Sunday, August 23, 2009

Did You Bring Your Gloves? by Gail Purath

The army has changed a lot in the last 35 years, but in 1973 when my husband went to Officer Candidate School (OCS) it was “old army” all the way.

OCS candidates were asked to do the impossible. For example, they had to maintain a perfect living area in the barracks, and there was a rule for absolutely everything. A man could actually be punished if one of the pencils in his desk was too short or if a button wasn’t buttoned on a uniform hanging in the closet! Because inspections came without warning (often in the middle of the night), candidates learned to maintain one set of personal items for “display” and another for use.

Believing that large doses of stress revealed a man’s emotional stamina, the instructors diligently harassed the candidates. Constant mealtime interruptions prevented the men from finishing their meals so they lived in a perpetual state of hunger. (It wasn’t unusual for one of us wives to get a late night “secret” order for 80 Big Macs to be left in a specified trash can outside the barracks!)

The physical training (often consisting of long runs in Army boots) forced a percentage of the class to retake the course due to injuries. Michael (23 years old at the time) persevered despite painful shin splints.

Because it was impossible to complete assignments in the time allowed, the men secretly studied and did chores after the official lights-out. They rarely got more than three or four hours of sleep, and sometimes slept fully dressed on top of their beds in order to be ready for reveille.*

While our husbands were going through this training, we wives were also learning how to become “good officers’ wives.” We had to learn about military protocol and social life: the rank system, the names and meanings of military functions, the difference between a tea and a coffee, when to wear gloves and a hat, what not to wear when we went grocery shopping, how to plan and give specific unit events, and how to treat our “superiors.”

The Colonel’s wife who led our group taught us a number of rules, one of which I will never forget. She emphasized that at any formal event, we must wear gloves in case the commanding officer’s wife wore gloves. To shake her gloved hand with an ungloved hand would be extremely rude, and any good officer’s wife would have a pair of gloves in her evening bag to be prepared. But she assured us that for the upcoming formal event she would not be wearing gloves.

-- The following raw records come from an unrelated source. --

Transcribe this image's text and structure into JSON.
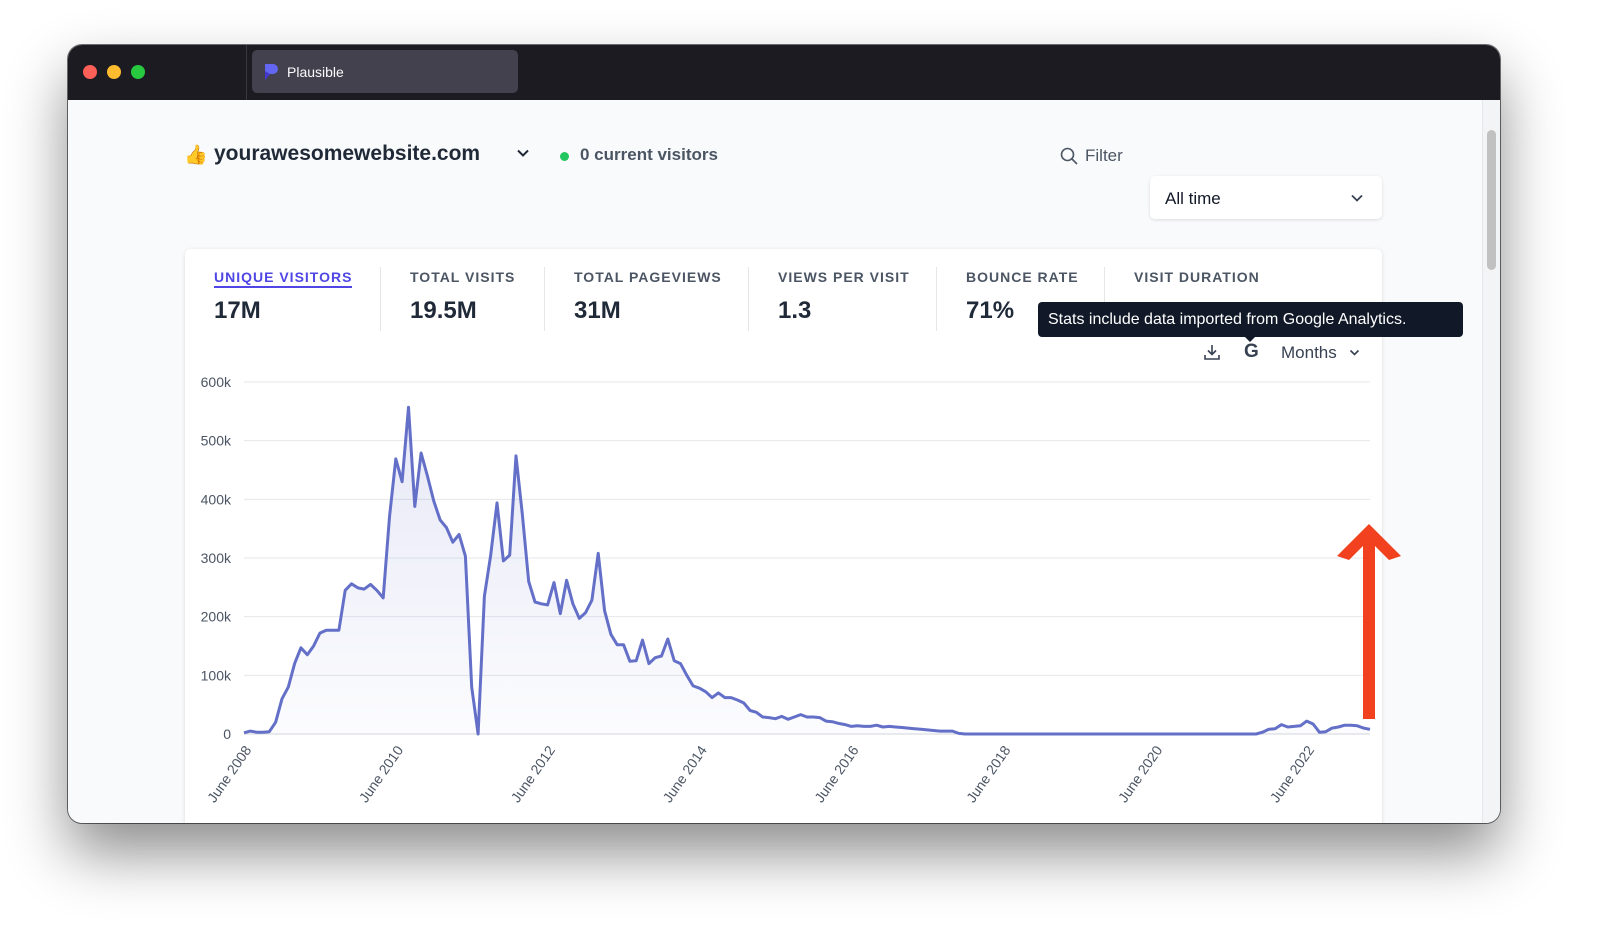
{
  "browser": {
    "tab_title": "Plausible",
    "tab_icon": "plausible-logo-icon"
  },
  "header": {
    "site_emoji": "👍",
    "site_name": "yourawesomewebsite.com",
    "current_visitors": "0 current visitors",
    "filter_label": "Filter",
    "period_label": "All time"
  },
  "metrics": [
    {
      "label": "UNIQUE VISITORS",
      "value": "17M",
      "active": true
    },
    {
      "label": "TOTAL VISITS",
      "value": "19.5M"
    },
    {
      "label": "TOTAL PAGEVIEWS",
      "value": "31M"
    },
    {
      "label": "VIEWS PER VISIT",
      "value": "1.3"
    },
    {
      "label": "BOUNCE RATE",
      "value": "71%"
    },
    {
      "label": "VISIT DURATION",
      "value": ""
    }
  ],
  "chart_controls": {
    "tooltip": "Stats include data imported from Google Analytics.",
    "import_icon_letter": "G",
    "interval_label": "Months"
  },
  "colors": {
    "accent": "#4f46e5",
    "line": "#6470c8",
    "annotation_arrow": "#f2411f"
  },
  "chart_data": {
    "type": "area",
    "title": "",
    "xlabel": "",
    "ylabel": "",
    "ylim": [
      0,
      600000
    ],
    "y_ticks": [
      "0",
      "100k",
      "200k",
      "300k",
      "400k",
      "500k",
      "600k"
    ],
    "x_ticks": [
      "June 2008",
      "June 2010",
      "June 2012",
      "June 2014",
      "June 2016",
      "June 2018",
      "June 2020",
      "June 2022"
    ],
    "grid": true,
    "series": [
      {
        "values": [
          {
            "x": "2008-06",
            "y": 2000
          },
          {
            "x": "2008-07",
            "y": 5000
          },
          {
            "x": "2008-08",
            "y": 3000
          },
          {
            "x": "2008-09",
            "y": 3000
          },
          {
            "x": "2008-10",
            "y": 4000
          },
          {
            "x": "2008-11",
            "y": 20000
          },
          {
            "x": "2008-12",
            "y": 60000
          },
          {
            "x": "2009-01",
            "y": 80000
          },
          {
            "x": "2009-02",
            "y": 120000
          },
          {
            "x": "2009-03",
            "y": 147000
          },
          {
            "x": "2009-04",
            "y": 135000
          },
          {
            "x": "2009-05",
            "y": 150000
          },
          {
            "x": "2009-06",
            "y": 172000
          },
          {
            "x": "2009-07",
            "y": 177000
          },
          {
            "x": "2009-08",
            "y": 177000
          },
          {
            "x": "2009-09",
            "y": 177000
          },
          {
            "x": "2009-10",
            "y": 245000
          },
          {
            "x": "2009-11",
            "y": 256000
          },
          {
            "x": "2009-12",
            "y": 249000
          },
          {
            "x": "2010-01",
            "y": 247000
          },
          {
            "x": "2010-02",
            "y": 255000
          },
          {
            "x": "2010-03",
            "y": 245000
          },
          {
            "x": "2010-04",
            "y": 232000
          },
          {
            "x": "2010-05",
            "y": 370000
          },
          {
            "x": "2010-06",
            "y": 469000
          },
          {
            "x": "2010-07",
            "y": 430000
          },
          {
            "x": "2010-08",
            "y": 557000
          },
          {
            "x": "2010-09",
            "y": 388000
          },
          {
            "x": "2010-10",
            "y": 479000
          },
          {
            "x": "2010-11",
            "y": 440000
          },
          {
            "x": "2010-12",
            "y": 397000
          },
          {
            "x": "2011-01",
            "y": 365000
          },
          {
            "x": "2011-02",
            "y": 352000
          },
          {
            "x": "2011-03",
            "y": 327000
          },
          {
            "x": "2011-04",
            "y": 340000
          },
          {
            "x": "2011-05",
            "y": 303000
          },
          {
            "x": "2011-06",
            "y": 80000
          },
          {
            "x": "2011-07",
            "y": 0
          },
          {
            "x": "2011-08",
            "y": 235000
          },
          {
            "x": "2011-09",
            "y": 305000
          },
          {
            "x": "2011-10",
            "y": 394000
          },
          {
            "x": "2011-11",
            "y": 295000
          },
          {
            "x": "2011-12",
            "y": 305000
          },
          {
            "x": "2012-01",
            "y": 474000
          },
          {
            "x": "2012-02",
            "y": 375000
          },
          {
            "x": "2012-03",
            "y": 260000
          },
          {
            "x": "2012-04",
            "y": 225000
          },
          {
            "x": "2012-05",
            "y": 222000
          },
          {
            "x": "2012-06",
            "y": 220000
          },
          {
            "x": "2012-07",
            "y": 258000
          },
          {
            "x": "2012-08",
            "y": 205000
          },
          {
            "x": "2012-09",
            "y": 262000
          },
          {
            "x": "2012-10",
            "y": 222000
          },
          {
            "x": "2012-11",
            "y": 197000
          },
          {
            "x": "2012-12",
            "y": 207000
          },
          {
            "x": "2013-01",
            "y": 228000
          },
          {
            "x": "2013-02",
            "y": 308000
          },
          {
            "x": "2013-03",
            "y": 210000
          },
          {
            "x": "2013-04",
            "y": 170000
          },
          {
            "x": "2013-05",
            "y": 152000
          },
          {
            "x": "2013-06",
            "y": 152000
          },
          {
            "x": "2013-07",
            "y": 124000
          },
          {
            "x": "2013-08",
            "y": 125000
          },
          {
            "x": "2013-09",
            "y": 160000
          },
          {
            "x": "2013-10",
            "y": 120000
          },
          {
            "x": "2013-11",
            "y": 130000
          },
          {
            "x": "2013-12",
            "y": 133000
          },
          {
            "x": "2014-01",
            "y": 162000
          },
          {
            "x": "2014-02",
            "y": 125000
          },
          {
            "x": "2014-03",
            "y": 120000
          },
          {
            "x": "2014-04",
            "y": 100000
          },
          {
            "x": "2014-05",
            "y": 82000
          },
          {
            "x": "2014-06",
            "y": 78000
          },
          {
            "x": "2014-07",
            "y": 72000
          },
          {
            "x": "2014-08",
            "y": 62000
          },
          {
            "x": "2014-09",
            "y": 70000
          },
          {
            "x": "2014-10",
            "y": 62000
          },
          {
            "x": "2014-11",
            "y": 62000
          },
          {
            "x": "2014-12",
            "y": 58000
          },
          {
            "x": "2015-01",
            "y": 53000
          },
          {
            "x": "2015-02",
            "y": 40000
          },
          {
            "x": "2015-03",
            "y": 37000
          },
          {
            "x": "2015-04",
            "y": 29000
          },
          {
            "x": "2015-05",
            "y": 28000
          },
          {
            "x": "2015-06",
            "y": 26000
          },
          {
            "x": "2015-07",
            "y": 30000
          },
          {
            "x": "2015-08",
            "y": 25000
          },
          {
            "x": "2015-09",
            "y": 29000
          },
          {
            "x": "2015-10",
            "y": 33000
          },
          {
            "x": "2015-11",
            "y": 29000
          },
          {
            "x": "2015-12",
            "y": 29000
          },
          {
            "x": "2016-01",
            "y": 28000
          },
          {
            "x": "2016-02",
            "y": 22000
          },
          {
            "x": "2016-03",
            "y": 21000
          },
          {
            "x": "2016-04",
            "y": 18000
          },
          {
            "x": "2016-05",
            "y": 16000
          },
          {
            "x": "2016-06",
            "y": 13000
          },
          {
            "x": "2016-07",
            "y": 14000
          },
          {
            "x": "2016-08",
            "y": 13000
          },
          {
            "x": "2016-09",
            "y": 13000
          },
          {
            "x": "2016-10",
            "y": 15000
          },
          {
            "x": "2016-11",
            "y": 12000
          },
          {
            "x": "2016-12",
            "y": 13000
          },
          {
            "x": "2017-01",
            "y": 12000
          },
          {
            "x": "2017-02",
            "y": 11000
          },
          {
            "x": "2017-03",
            "y": 10000
          },
          {
            "x": "2017-04",
            "y": 9000
          },
          {
            "x": "2017-05",
            "y": 8000
          },
          {
            "x": "2017-06",
            "y": 7000
          },
          {
            "x": "2017-07",
            "y": 6000
          },
          {
            "x": "2017-08",
            "y": 5000
          },
          {
            "x": "2017-09",
            "y": 5000
          },
          {
            "x": "2017-10",
            "y": 5000
          },
          {
            "x": "2017-11",
            "y": 1000
          },
          {
            "x": "2017-12",
            "y": 0
          },
          {
            "x": "2018-01",
            "y": 0
          },
          {
            "x": "2021-10",
            "y": 0
          },
          {
            "x": "2021-11",
            "y": 3000
          },
          {
            "x": "2021-12",
            "y": 8000
          },
          {
            "x": "2022-01",
            "y": 9000
          },
          {
            "x": "2022-02",
            "y": 16000
          },
          {
            "x": "2022-03",
            "y": 12000
          },
          {
            "x": "2022-04",
            "y": 13000
          },
          {
            "x": "2022-05",
            "y": 14000
          },
          {
            "x": "2022-06",
            "y": 22000
          },
          {
            "x": "2022-07",
            "y": 17000
          },
          {
            "x": "2022-08",
            "y": 3000
          },
          {
            "x": "2022-09",
            "y": 4000
          },
          {
            "x": "2022-10",
            "y": 10000
          },
          {
            "x": "2022-11",
            "y": 12000
          },
          {
            "x": "2022-12",
            "y": 15000
          },
          {
            "x": "2023-01",
            "y": 15000
          },
          {
            "x": "2023-02",
            "y": 14000
          },
          {
            "x": "2023-03",
            "y": 10000
          },
          {
            "x": "2023-04",
            "y": 8000
          }
        ]
      }
    ]
  }
}
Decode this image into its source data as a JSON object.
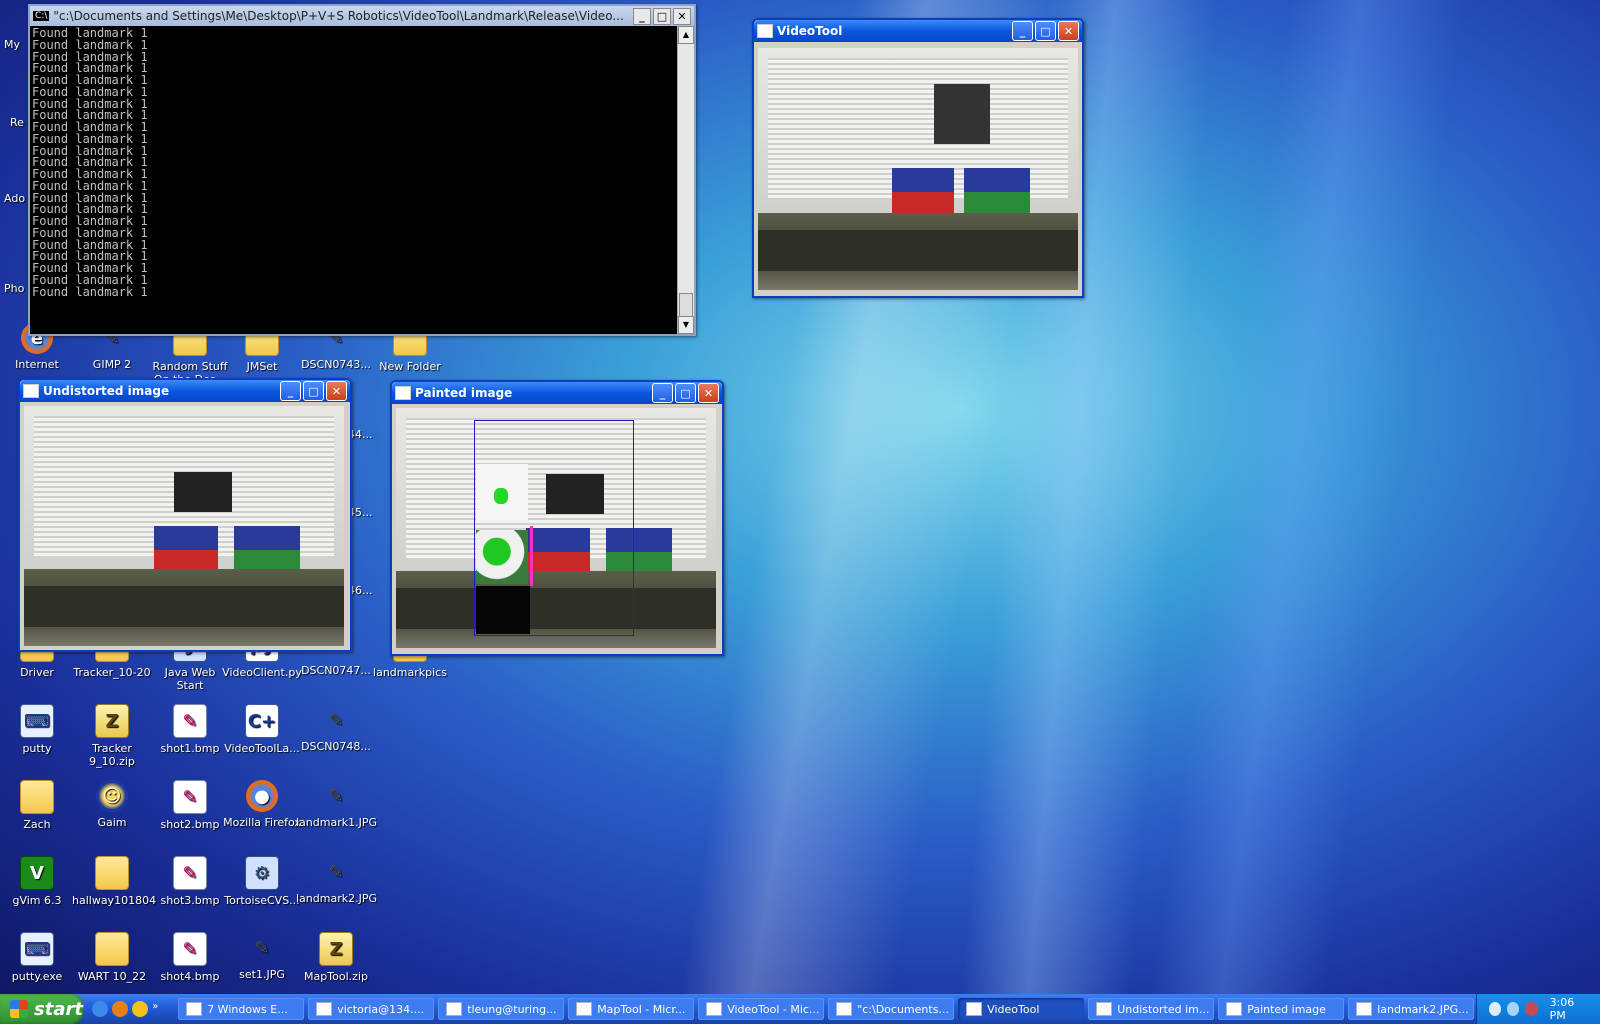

When we showed up for that formal dinner and dance a few weeks later, all of us who had put a pair of gloves in our purse breathed a sigh of relief. There stood the Colonel’s wife at the head of the receiving line extending her gloved hand. I believe she took great delight in her little trick.

Although OCS accomplished some of what it set out to do—weed out men who were unable to meet the stresses and demands of combat leadership (more than half of the class dropped out before completion), it did it with arbitrary and meaningless rules, rules that focused on outward display and required dishonesty.

When I became a Christian a couple of years later, I couldn’t help but compare the OCS method of training to God’s methods. God’s rules are never arbitrary and meaningless. Instead, His commands reflect His character and prevent us from harm. Never is God interested in our outward “displays”—He is interested in our hearts.

Unlike the Colonel's wife, God never says one thing but does another. He never tricks us nor does He delight in our failures. From the very beginning in the Garden of Eden, God has been open and honest with mankind. He gave Adam and Eve only one rule and He clearly explained the consequences of breaking it. And He took no delight in their defeat. In fact, He picked them up on the field of that defeat and offered them the hope of redemption—a redemption that cost Him His Son.

Whatever God asks of us is not only possible, but He gives us the Holy Spirit to help us accomplish it. His training leads us into deepening honesty, never into deception. And the most amazing thing about God’s training is that His purpose is not to weed out the weak—His purpose is to strengthen them!

*reveille is a sunrise wake-up bugle call

2 comments:

Judy said...

WOW---this is excellent, Gail. Poignant and right to the point----might we call it "pointed and poignant." ? Thanks for sharing this. I will probably use this in some manner or other at school or Bible Study.

Judy said...

WOW---this is excellent, Gail. Poignant and right to the point----might we call it "pointed and poignant." ? Thanks for sharing this. I will probably use this in some manner or other at school or Bible Study.